One is, I expanded my previous survey of algorithms for XML diffing, and the result is here [PDF].
I've been working on a few libraries in Factor. One is
extra/delegate, which now interacts properly with reloading. For example, if you define a protocol, then say that a class consults something for that protocol, and then redefine the protocol to include more generic words, the consulting class will be automatically updated. Unfortunately, this doubled the size of the code, give or take. Slava changed duplex-streams to use extra/delegate, and the code is much simpler now, as it previously amounted to manual delegation. I got rid of mimic because it's unsafe and violates encapsulation in unexpected ways.
Another little thing I made was
extra/lcs, a library for calculating Levenshtein distance between two strings, the longest common subsequence of two strings, and an edit script between two strings. Because the LCS problem and Levenshtein distance are duals, I was able to share most of the code between them. I used the simple quadratic time and space algorithm that Wikipedia describes rather than the better O(nd) algorithm [PDF] commonly called the GNU diff algorithm. I'll upgrade it to this once I understand the algorithm. This replaces
extra/levenshtein. I expected it to be significantly faster, because the old code used dynamically scoped variables and this uses statically scoped locals, but the speed improvement turned out to be just around 4% in small informal benchmarks on short strings.
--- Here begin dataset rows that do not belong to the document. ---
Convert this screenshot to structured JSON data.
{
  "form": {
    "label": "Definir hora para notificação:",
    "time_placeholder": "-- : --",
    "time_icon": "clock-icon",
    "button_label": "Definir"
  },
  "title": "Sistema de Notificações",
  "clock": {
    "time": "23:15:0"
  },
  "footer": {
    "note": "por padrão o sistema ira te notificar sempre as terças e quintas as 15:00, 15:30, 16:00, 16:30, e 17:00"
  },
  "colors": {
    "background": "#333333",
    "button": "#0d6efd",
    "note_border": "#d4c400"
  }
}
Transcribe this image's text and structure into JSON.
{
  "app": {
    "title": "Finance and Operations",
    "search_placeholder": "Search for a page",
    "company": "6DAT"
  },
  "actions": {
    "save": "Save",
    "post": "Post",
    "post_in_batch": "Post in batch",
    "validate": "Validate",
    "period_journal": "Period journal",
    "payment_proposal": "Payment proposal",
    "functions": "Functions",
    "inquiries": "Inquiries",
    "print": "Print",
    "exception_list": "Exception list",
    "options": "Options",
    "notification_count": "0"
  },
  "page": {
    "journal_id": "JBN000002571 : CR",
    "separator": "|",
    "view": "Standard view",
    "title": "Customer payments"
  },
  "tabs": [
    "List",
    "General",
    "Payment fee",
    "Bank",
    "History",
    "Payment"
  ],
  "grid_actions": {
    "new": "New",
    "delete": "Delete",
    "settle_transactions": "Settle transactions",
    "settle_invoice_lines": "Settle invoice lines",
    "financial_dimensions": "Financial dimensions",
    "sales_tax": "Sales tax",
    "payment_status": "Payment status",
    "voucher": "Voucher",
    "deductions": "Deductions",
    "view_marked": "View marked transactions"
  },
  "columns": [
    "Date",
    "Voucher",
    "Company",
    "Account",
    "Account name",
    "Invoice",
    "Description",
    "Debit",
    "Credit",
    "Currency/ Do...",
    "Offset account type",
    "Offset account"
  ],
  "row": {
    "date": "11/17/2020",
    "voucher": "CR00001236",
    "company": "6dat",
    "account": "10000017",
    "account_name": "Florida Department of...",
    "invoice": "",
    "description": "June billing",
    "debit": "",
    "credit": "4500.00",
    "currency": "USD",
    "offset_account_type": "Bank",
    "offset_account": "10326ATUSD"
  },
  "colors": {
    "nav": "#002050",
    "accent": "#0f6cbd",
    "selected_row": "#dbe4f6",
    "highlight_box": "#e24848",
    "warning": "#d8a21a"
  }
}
Now, I'm working on the Unicode Collation Algorithm. The basics were simple, but I'm still unsure how to recognize collation graphemes efficiently in general. Either way, I discovered a bug in normalization: my insertion sort, used for canonical ordering of combining marks, wasn't a stable sort as required for normalization. It was actually an anti-stable sort: it reversed subsequences which were of the same sort key. That was really stupid of me. I'm going to work on incorporating existing test suites for things like this. For the test suite for collation, all but 8000 of 130,000 tests pass, making it far from ready.